When NPR was reporting live from Colorado, they focused on Hillary Clinton fanatics.
Last week, I heard about some railroad station being closed down due to “big business” or something like that.
Although NPR has excellent programs, my problem is that the street interviews are not random samples, nor do they express many sides of an issue.
It’s kinda of like if the DailySkew Ministry of Truth was reporting live from a Democratic middle class African American household, and using the family’s interviews to demonstrate Obama is the choice of America.
In other words, I think NPR interviewing a 72-year old woman on the street saying that Sarah Palin was a bad choice, and then having the voice-over journalist comment as if that is how the general public feels is frustrating to me.

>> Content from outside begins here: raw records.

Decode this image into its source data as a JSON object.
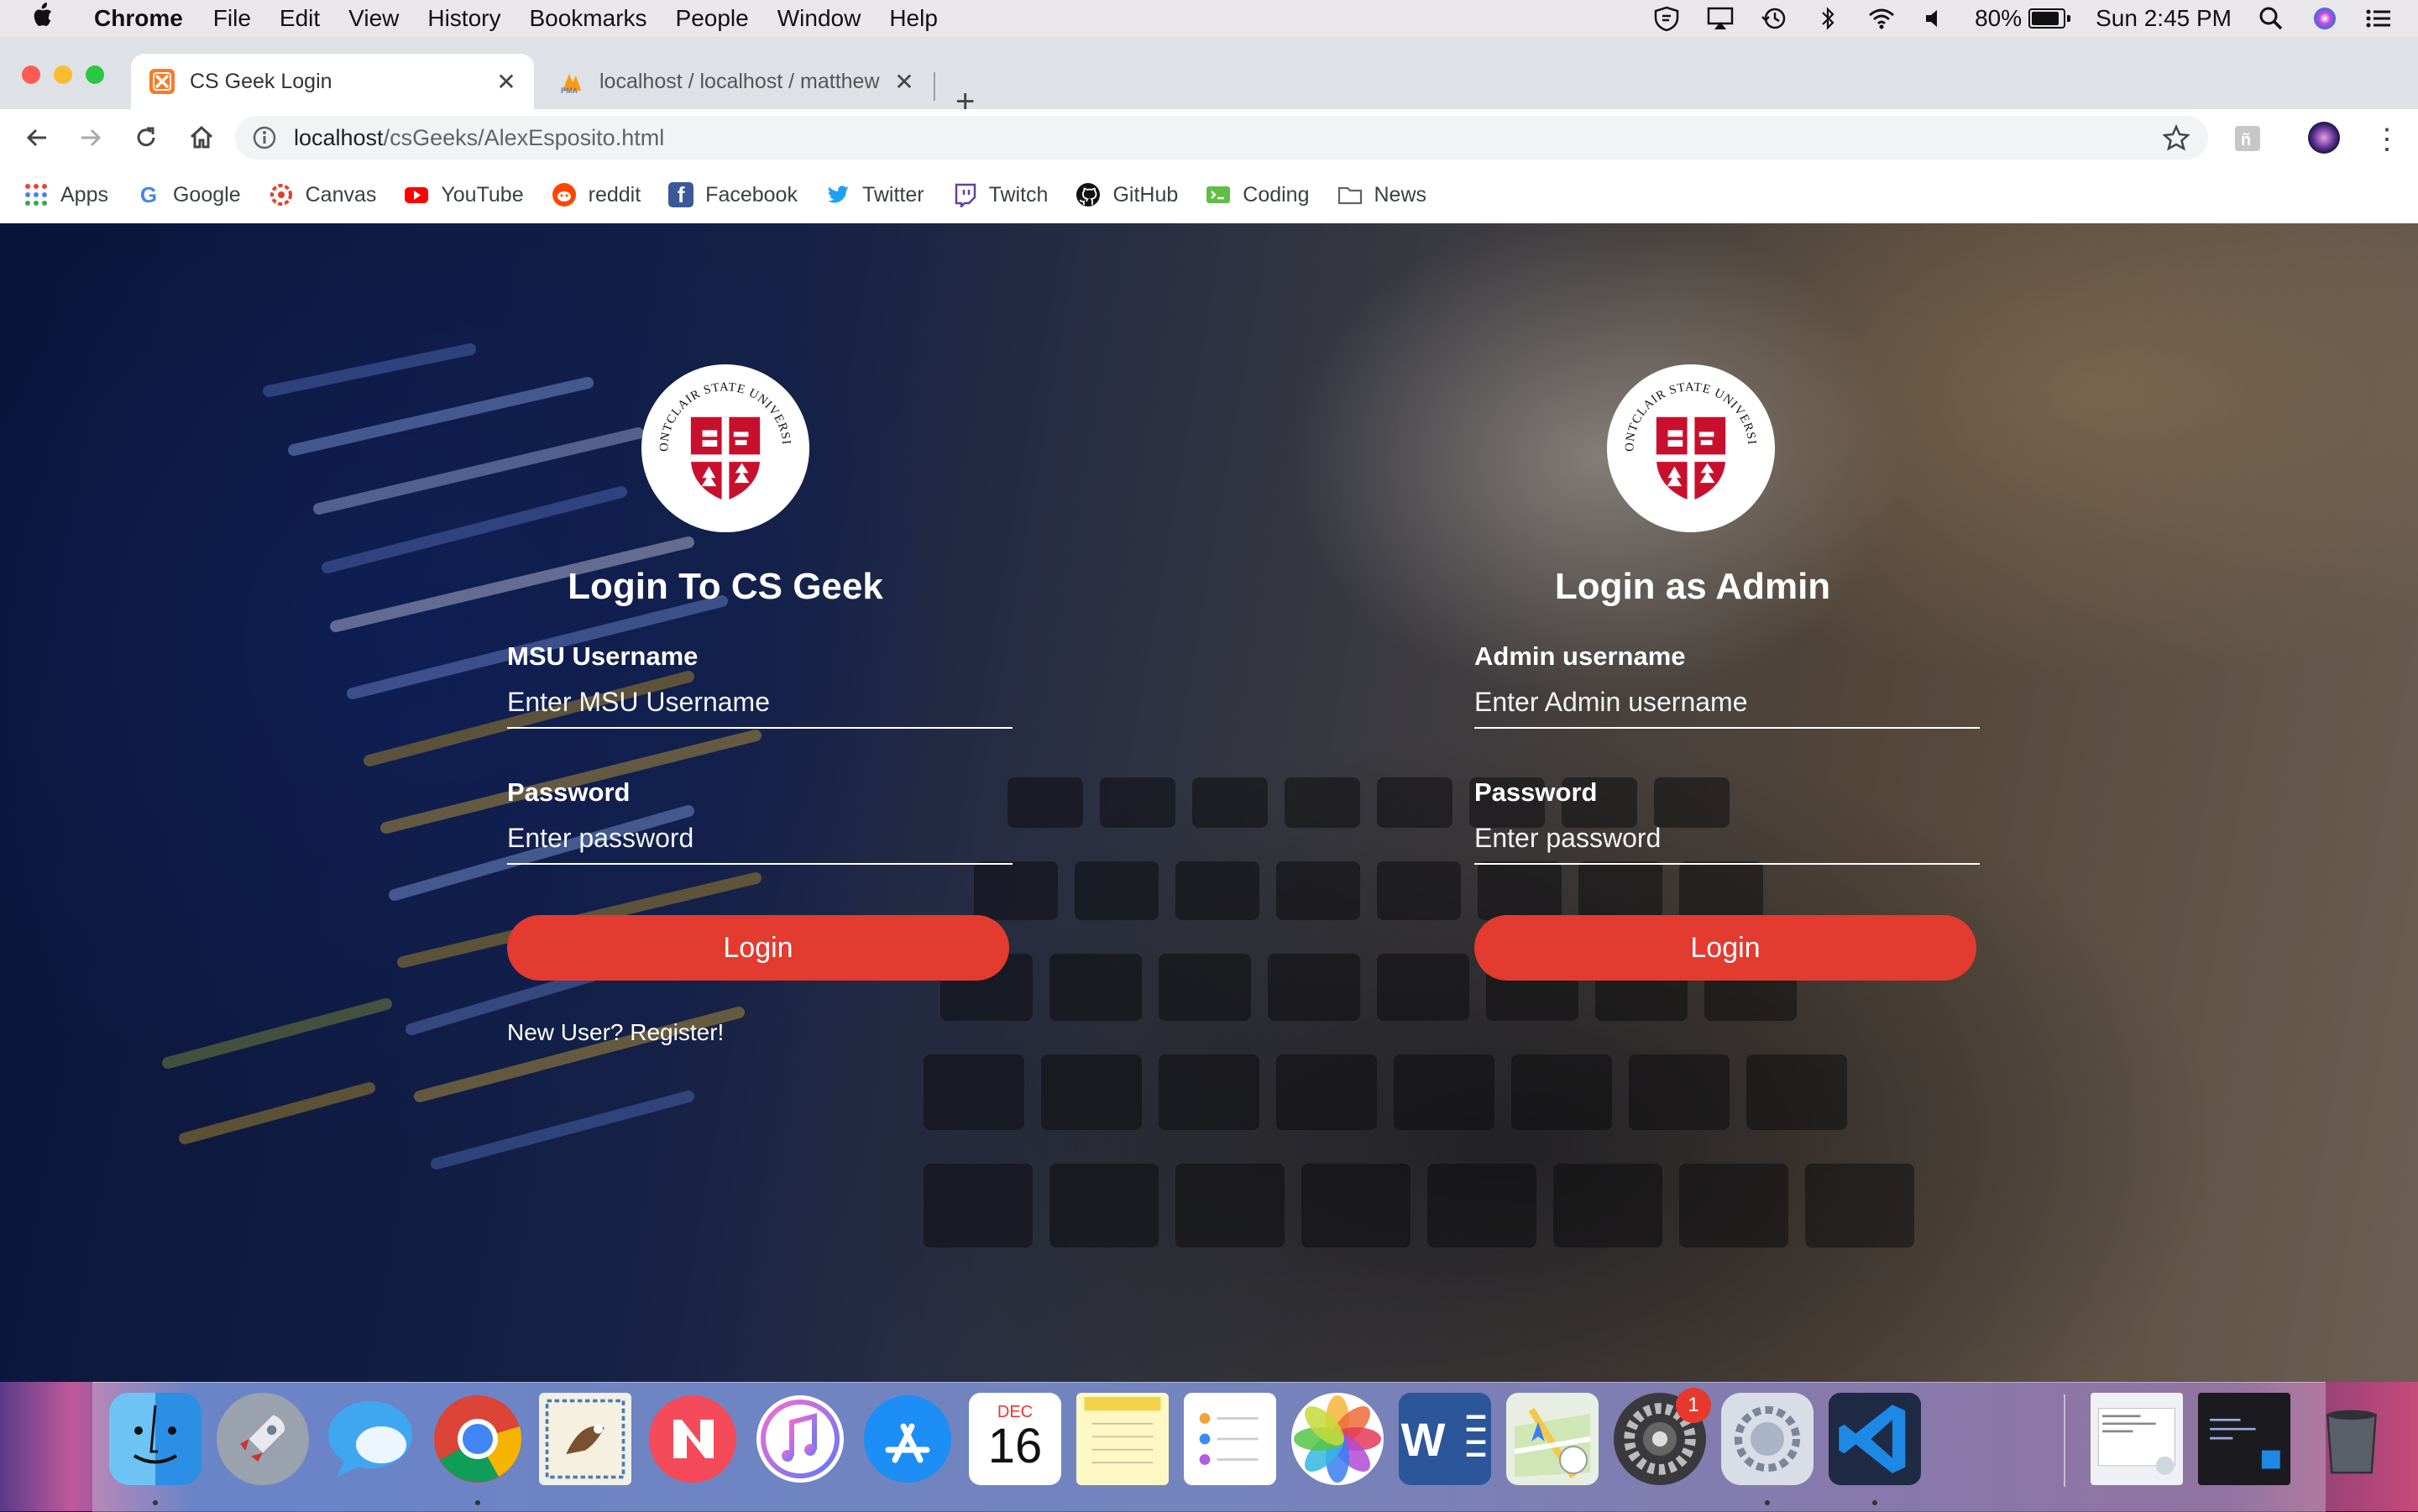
{
  "menubar": {
    "app": "Chrome",
    "items": [
      "File",
      "Edit",
      "View",
      "History",
      "Bookmarks",
      "People",
      "Window",
      "Help"
    ],
    "battery": "80%",
    "clock": "Sun 2:45 PM"
  },
  "tabs": [
    {
      "title": "CS Geek Login",
      "favicon": "xampp-icon"
    },
    {
      "title": "localhost / localhost / matthew",
      "favicon": "phpmyadmin-icon"
    }
  ],
  "address": {
    "host": "localhost",
    "path": "/csGeeks/AlexEsposito.html"
  },
  "bookmarks": [
    "Apps",
    "Google",
    "Canvas",
    "YouTube",
    "reddit",
    "Facebook",
    "Twitter",
    "Twitch",
    "GitHub",
    "Coding",
    "News"
  ],
  "logo_text": "MONTCLAIR STATE UNIVERSITY",
  "user_login": {
    "title": "Login To CS Geek",
    "username_label": "MSU Username",
    "username_placeholder": "Enter MSU Username",
    "password_label": "Password",
    "password_placeholder": "Enter password",
    "button": "Login",
    "register": "New User? Register!"
  },
  "admin_login": {
    "title": "Login as Admin",
    "username_label": "Admin username",
    "username_placeholder": "Enter Admin username",
    "password_label": "Password",
    "password_placeholder": "Enter password",
    "button": "Login"
  },
  "dock": {
    "calendar_month": "DEC",
    "calendar_day": "16",
    "word_letter": "W",
    "system_prefs_badge": "1"
  },
  "colors": {
    "accent": "#e33b30",
    "msu_red": "#c8102e"
  }
}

Every morning, I hear all about a small business struggling or a “common man” getting squeezing by “The Man”, and it just feeds into Obama’s populist platform.
I found this on the ‘net:
On Sunday, May 9, I specifically remember listening to NPR for more than an hour and hearing endless interviews about the prisoner abuse scandal. Imagine my surprise when I found out that that overnight a a bomb in an Iraqi market killed 7 people. Somehow other news outlets thought this was news, but NPR didn’t have time.
Bottom line: does NPR have a liberal bias? Yeah.
“Public” radio has a liberal lean, probably by its very nature. Politics is just one aspect of NPR. I would say the other programming is more balanced. The politics side just seems to lose perspective when they focus on interviewing four people in small town and extrapolate their opinions to somehow be representative of Americans as a whole.